🤖 AI Summary
Rapid advancements in frontier AI models render existing benchmarks obsolete quickly, leading to inflated capability estimates, obscured safety risks, and distorted evaluations. To address this, we introduce the first systematic framework for benchmark deprecation—defining formal criteria and a tiered implementation protocol that distinguishes full from partial deprecation. Our decision model is grounded in three empirically grounded dimensions: task specificity, model saturation, and metric misleadingness, enabling actionable, evidence-based deprecation judgments. Through a comprehensive review of prevailing benchmarking practices across major AI evaluation initiatives, we deliver a transparent, robust lifecycle management guide tailored for developers, practitioners, governance bodies, and policymakers. Our framework significantly enhances evaluation rigor and safety assurance, fostering a more standardized, adaptive, and responsible AI evaluation ecosystem. (149 words)
📝 Abstract
As frontier artificial intelligence (AI) models rapidly advance, benchmarks are integral to comparing different models and measuring their progress in different task-specific domains.
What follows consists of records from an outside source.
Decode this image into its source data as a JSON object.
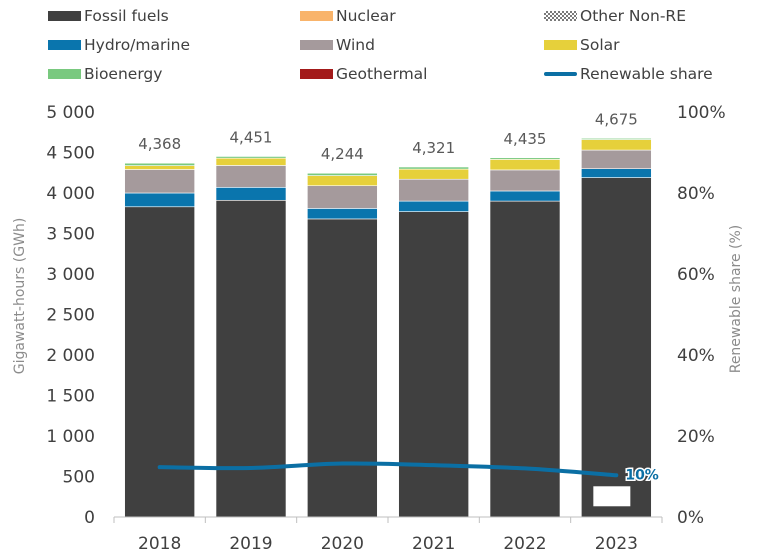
{
  "chart_data": {
    "type": "bar",
    "stacked": true,
    "categories": [
      "2018",
      "2019",
      "2020",
      "2021",
      "2022",
      "2023"
    ],
    "series": [
      {
        "name": "Fossil fuels",
        "color": "#404040",
        "values": [
          3830,
          3910,
          3680,
          3770,
          3900,
          4190
        ]
      },
      {
        "name": "Hydro/marine",
        "color": "#0a75ad",
        "values": [
          170,
          160,
          130,
          130,
          125,
          110
        ]
      },
      {
        "name": "Wind",
        "color": "#a59a9c",
        "values": [
          290,
          270,
          280,
          270,
          260,
          230
        ]
      },
      {
        "name": "Solar",
        "color": "#e6d03b",
        "values": [
          48,
          90,
          125,
          125,
          130,
          130
        ]
      },
      {
        "name": "Bioenergy",
        "color": "#79c97f",
        "values": [
          30,
          21,
          29,
          26,
          20,
          15
        ]
      },
      {
        "name": "Nuclear",
        "color": "#f9b46b",
        "values": [
          0,
          0,
          0,
          0,
          0,
          0
        ]
      },
      {
        "name": "Other Non-RE",
        "color": "#9a9a9a",
        "values": [
          0,
          0,
          0,
          0,
          0,
          0
        ]
      },
      {
        "name": "Geothermal",
        "color": "#a31a1a",
        "values": [
          0,
          0,
          0,
          0,
          0,
          0
        ]
      }
    ],
    "totals": [
      "4,368",
      "4,451",
      "4,244",
      "4,321",
      "4,435",
      "4,675"
    ],
    "line_series": {
      "name": "Renewable share",
      "color": "#0b6fa4",
      "values": [
        12.3,
        12.1,
        13.2,
        12.8,
        12.0,
        10.3
      ],
      "axis": "right"
    },
    "last_point_label": "10%",
    "ylabel": "Gigawatt-hours (GWh)",
    "ylabel_right": "Renewable share (%)",
    "ylim": [
      0,
      5000
    ],
    "ylim_right": [
      0,
      100
    ],
    "yticks": [
      "0",
      "500",
      "1 000",
      "1 500",
      "2 000",
      "2 500",
      "3 000",
      "3 500",
      "4 000",
      "4 500",
      "5 000"
    ],
    "yticks_right": [
      "0%",
      "20%",
      "40%",
      "60%",
      "80%",
      "100%"
    ],
    "grid": false,
    "legend_position": "top"
  },
  "legend": [
    {
      "label": "Fossil fuels",
      "color": "#404040",
      "kind": "box"
    },
    {
      "label": "Nuclear",
      "color": "#f9b46b",
      "kind": "box"
    },
    {
      "label": "Other Non-RE",
      "color": "#9a9a9a",
      "kind": "pattern"
    },
    {
      "label": "Hydro/marine",
      "color": "#0a75ad",
      "kind": "box"
    },
    {
      "label": "Wind",
      "color": "#a59a9c",
      "kind": "box"
    },
    {
      "label": "Solar",
      "color": "#e6d03b",
      "kind": "box"
    },
    {
      "label": "Bioenergy",
      "color": "#79c97f",
      "kind": "box"
    },
    {
      "label": "Geothermal",
      "color": "#a31a1a",
      "kind": "box"
    },
    {
      "label": "Renewable share",
      "color": "#0b6fa4",
      "kind": "line"
    }
  ]
}
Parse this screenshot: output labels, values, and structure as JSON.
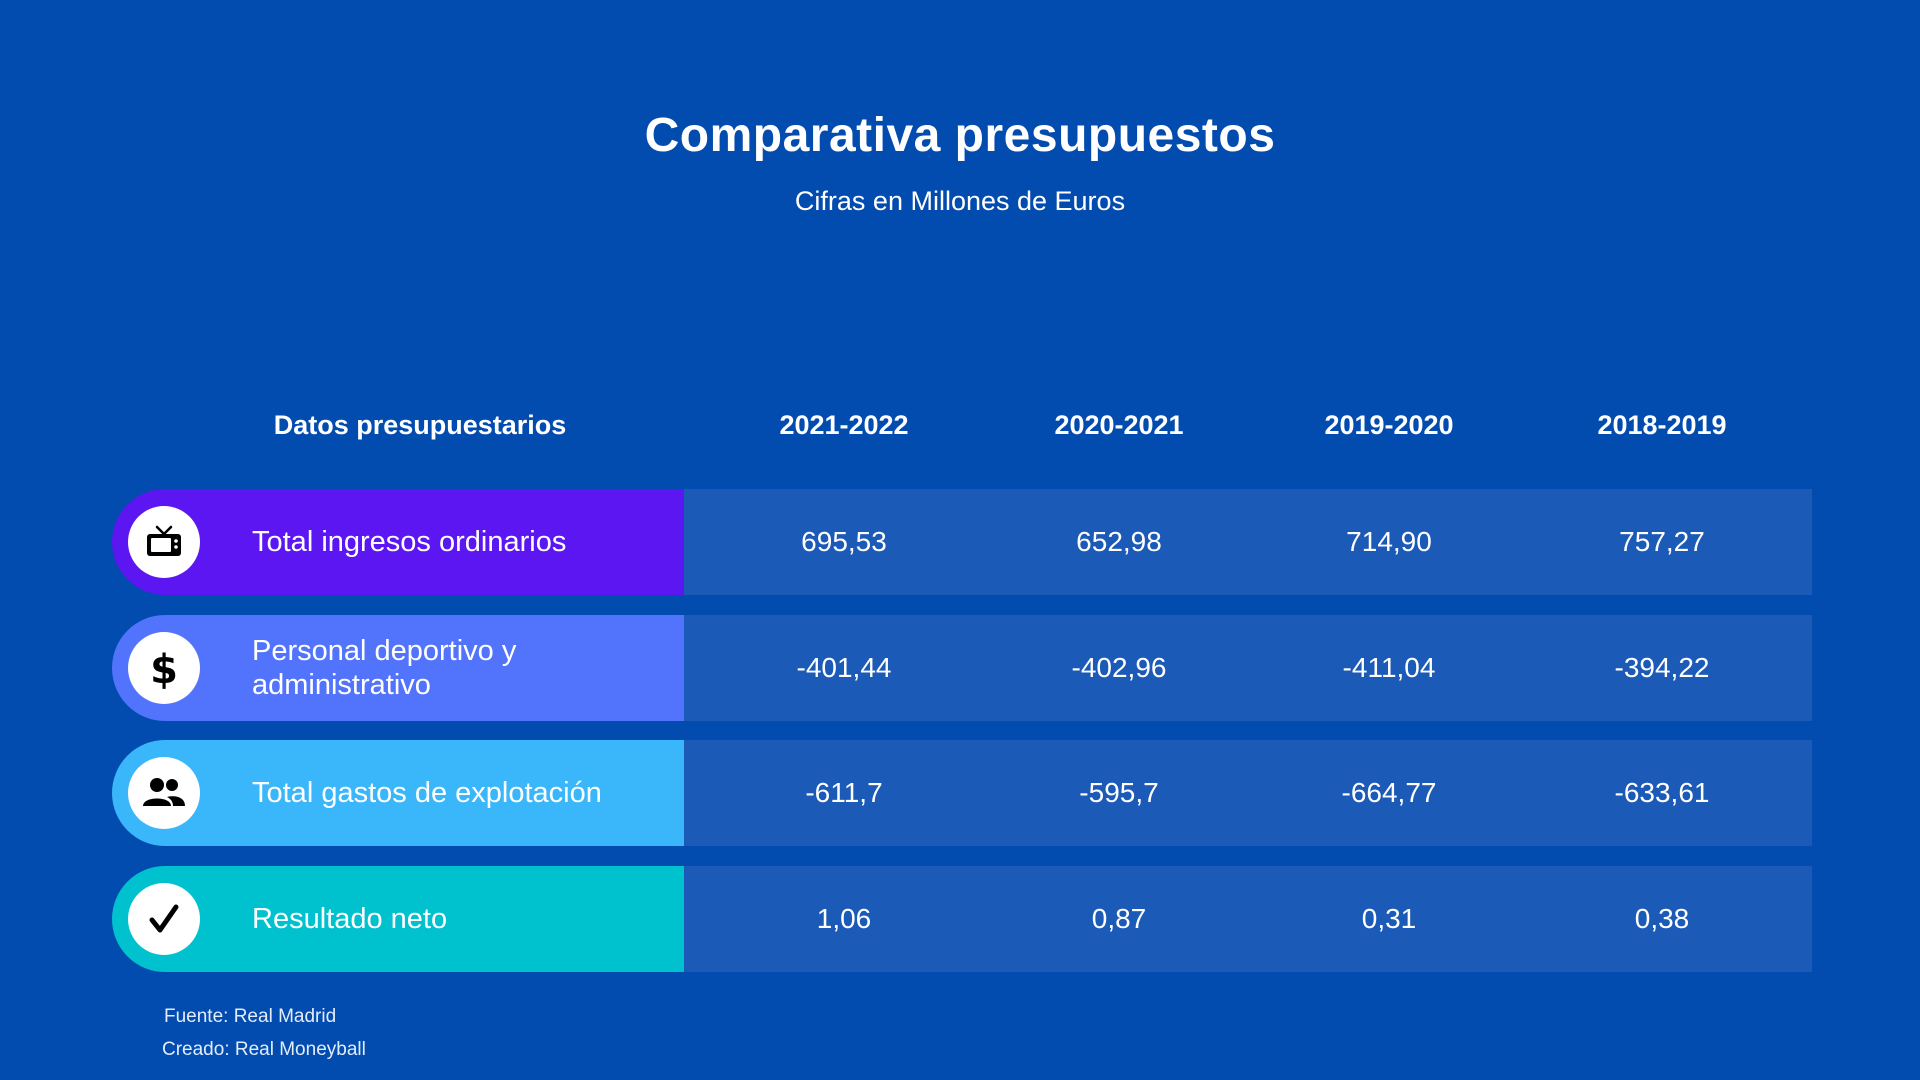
{
  "title": "Comparativa presupuestos",
  "subtitle": "Cifras en Millones de Euros",
  "colors": {
    "background": "#024BAF",
    "value_cell": "#1B5AB7",
    "row_ingresos": "#5B16F2",
    "row_personal": "#5273FB",
    "row_gastos": "#3AB6FB",
    "row_resultado": "#00C1CE"
  },
  "chart_data": {
    "type": "table",
    "title": "Comparativa presupuestos",
    "subtitle": "Cifras en Millones de Euros",
    "row_header": "Datos presupuestarios",
    "columns": [
      "2021-2022",
      "2020-2021",
      "2019-2020",
      "2018-2019"
    ],
    "rows": [
      {
        "label": "Total ingresos ordinarios",
        "icon": "tv-icon",
        "values": [
          "695,53",
          "652,98",
          "714,90",
          "757,27"
        ]
      },
      {
        "label": "Personal deportivo y administrativo",
        "icon": "dollar-icon",
        "values": [
          "-401,44",
          "-402,96",
          "-411,04",
          "-394,22"
        ]
      },
      {
        "label": "Total gastos de explotación",
        "icon": "people-icon",
        "values": [
          "-611,7",
          "-595,7",
          "-664,77",
          "-633,61"
        ]
      },
      {
        "label": "Resultado neto",
        "icon": "checkmark-icon",
        "values": [
          "1,06",
          "0,87",
          "0,31",
          "0,38"
        ]
      }
    ]
  },
  "footer": {
    "source": "Fuente: Real Madrid",
    "created": "Creado: Real Moneyball"
  }
}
However, there is a lack of guidance on when and how benchmarks should be deprecated once they cease to effectively perform their purpose. This risks benchmark scores over-valuing model capabilities, or worse, obscuring capabilities and safety-washing. Based on a review of benchmarking practices, we propose criteria to decide when to fully or partially deprecate benchmarks, and a framework for deprecating benchmarks. Our work aims to advance the state of benchmarking towards rigorous and quality evaluations, especially for frontier models, and our recommendations are aimed to benefit benchmark developers, benchmark users, AI governance actors (across governments, academia, and industry panels), and policy makers.